Nationally, consumer prices are barely moving, with inflation clocking in at just 1.8% for May. But if you live in a major urban area of California, you’ve noticed a much bigger hit.
Among the chief culprits? Housing costs.
The U.S. Bureau of Labor Statistics reported Wednesday that a handful of California metropolitan areas saw the greatest jump in the consumer price index in May. San Diego County saw the largest increase, with inflation over the past year of 3.8%. That was followed by Los Angeles and Orange counties, where consumer prices rose 3.1%.
In the Inland Empire counties of Riverside and San Bernardino, the inflation index climbed 2.9%. The San Francisco Bay Area, where the latest data is from April, saw consumer prices jump 4%.
To some extent, the latest reports drive home the state’s housing affordability crisis.

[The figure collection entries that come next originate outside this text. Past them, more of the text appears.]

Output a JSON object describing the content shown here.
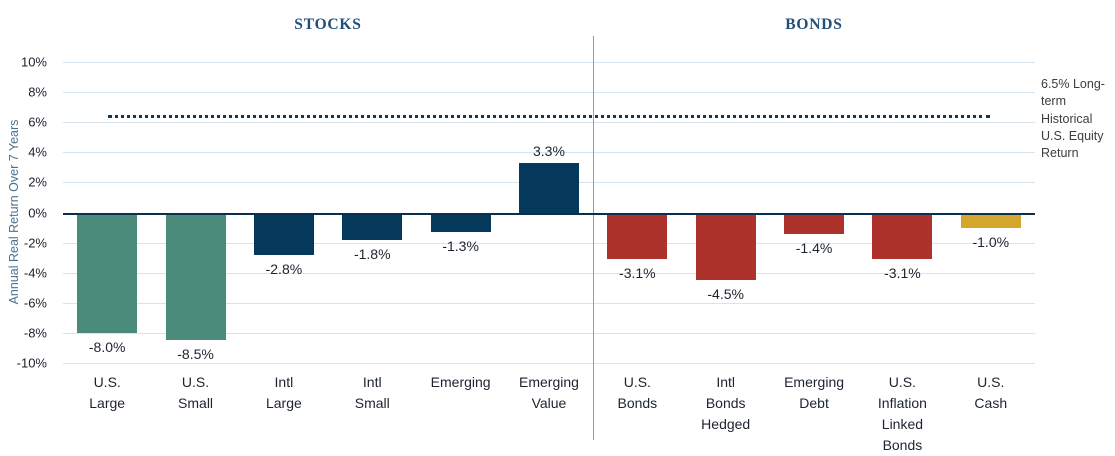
{
  "chart_data": {
    "type": "bar",
    "ylabel": "Annual Real Return Over 7 Years",
    "ylim": [
      -10,
      10
    ],
    "grid": true,
    "groups": [
      {
        "label": "STOCKS",
        "bar_count": 6
      },
      {
        "label": "BONDS",
        "bar_count": 5
      }
    ],
    "yticks": [
      {
        "value": 10,
        "label": "10%"
      },
      {
        "value": 8,
        "label": "8%"
      },
      {
        "value": 6,
        "label": "6%"
      },
      {
        "value": 4,
        "label": "4%"
      },
      {
        "value": 2,
        "label": "2%"
      },
      {
        "value": 0,
        "label": "0%"
      },
      {
        "value": -2,
        "label": "-2%"
      },
      {
        "value": -4,
        "label": "-4%"
      },
      {
        "value": -6,
        "label": "-6%"
      },
      {
        "value": -8,
        "label": "-8%"
      },
      {
        "value": -10,
        "label": "-10%"
      }
    ],
    "points": [
      {
        "category": "U.S.\nLarge",
        "value": -8.0,
        "value_label": "-8.0%",
        "color": "#4A8B7B"
      },
      {
        "category": "U.S.\nSmall",
        "value": -8.5,
        "value_label": "-8.5%",
        "color": "#4A8B7B"
      },
      {
        "category": "Intl\nLarge",
        "value": -2.8,
        "value_label": "-2.8%",
        "color": "#04395B"
      },
      {
        "category": "Intl\nSmall",
        "value": -1.8,
        "value_label": "-1.8%",
        "color": "#04395B"
      },
      {
        "category": "Emerging",
        "value": -1.3,
        "value_label": "-1.3%",
        "color": "#04395B"
      },
      {
        "category": "Emerging\nValue",
        "value": 3.3,
        "value_label": "3.3%",
        "color": "#04395B"
      },
      {
        "category": "U.S.\nBonds",
        "value": -3.1,
        "value_label": "-3.1%",
        "color": "#AD322B"
      },
      {
        "category": "Intl\nBonds\nHedged",
        "value": -4.5,
        "value_label": "-4.5%",
        "color": "#AD322B"
      },
      {
        "category": "Emerging\nDebt",
        "value": -1.4,
        "value_label": "-1.4%",
        "color": "#AD322B"
      },
      {
        "category": "U.S.\nInflation\nLinked\nBonds",
        "value": -3.1,
        "value_label": "-3.1%",
        "color": "#AD322B"
      },
      {
        "category": "U.S.\nCash",
        "value": -1.0,
        "value_label": "-1.0%",
        "color": "#D4A62B"
      }
    ],
    "reference_line": {
      "value": 6.5,
      "label": "6.5% Long-\nterm\nHistorical\nU.S. Equity\nReturn",
      "color": "#0b3a5d",
      "style": "dotted"
    },
    "palette": {
      "stocks_us": "#4A8B7B",
      "stocks_intl_emerging": "#04395B",
      "bonds": "#AD322B",
      "cash": "#D4A62B",
      "header_text": "#1F4E79",
      "gridline": "#d7e4ee",
      "zero_axis": "#0a3050",
      "axis_title_text": "#4c7390",
      "divider": "#9b9b9b"
    }
  }
}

“Housing has a huge weight in the index,” said Lynn Reaser, chief economist of the Fermanian Business and Economic Institute at Point Loma Nazarene University in San Diego. “The problem is we are not building houses rapidly enough to accommodate the increase in demand.”
That demand is coming from a growing economy. And Pepperdine University professor Dave Smith said the fact California cities dominate the national inflation measure is a reflection that “economic activity is robust in these given areas and it’s putting upward pressure on prices.”
Mandated minimum-wage increases and a tight labor market are forcing employers to pay higher wages too, and they’re passing at least some of that along to consumers, said Christopher Thornberg, founding partner of Beacon Economics.
Data from May aren’t yet available, but in April average hourly earnings in Los Angeles and Orange counties rose 7% from a year earlier, to $31.60. In the Inland Empire, which has seen a boom in logistics and warehouse employment, wages rose 6.2%. In San Diego County, wages were essentially flat, but economists said that may be a statistical anomaly.
Other consumer prices rose as well. In Los Angeles and Orange counties, energy costs, largely reflecting gasoline, jumped 5.9% in May. Household furnishings and operations, including landscape services and furniture, rose 5.7%. Food prices rose 2.9%.
The pace of rent growth has accelerated from last year in Los Angeles and Orange counties, rising 5.4% in May, Bureau of Labor Statistics data show. That mirrors other data from Zillow that indicate the median rent price in both counties has started increasing again after declining slightly at the end of 2018.
Overall inflation in Los Angeles and Orange counties has moderated since last year, when the annual average increase in consumer prices was 3.8%, Bureau of Labor Statistics data show.
Wage increases will help people afford higher prices, but they’re unlikely to fundamentally change the situation of many Californians living on the edge.
“Tenants are caught in an economic vise that is squeezing them more and more,” said Larry Gross, executive director of the Coalition for Economic Survival.
Across California, more than 1.7 million households spent more than half their income on rent and utilities in 2017, according to the latest data from Harvard University’s Joint Center for Housing Studies. And last week, officials reported the number of people without a home in L.A. County jumped 12% over the last year.
Cities have recently announced a variety of actions that they say will help make housing more affordable.
On Tuesday, several Los Angeles City Council members proposed a tax on property owners who keep units vacant. And the Inglewood City Council approved a rent-control measure that would cap annual increases at 5% for many properties.
State legislators have also taken steps, but a number of high-profile bills died this year or were significantly neutered. Among the bills that failed was Senate Bill 50, which would have allowed at least four units on parcels in most single-family neighborhoods across the state. A rent-cap measure is still in play in the Legislature, but has been watered down.
Increases in the consumer price index can have wider consequences for renters in rent-controlled buildings because cities peg allowable increases to the inflation measure. Starting July 1, landlords of rent-controlled buildings in Los Angeles will be able to increase rents by 4%, the first time the allowable increase has topped 3% since 2009.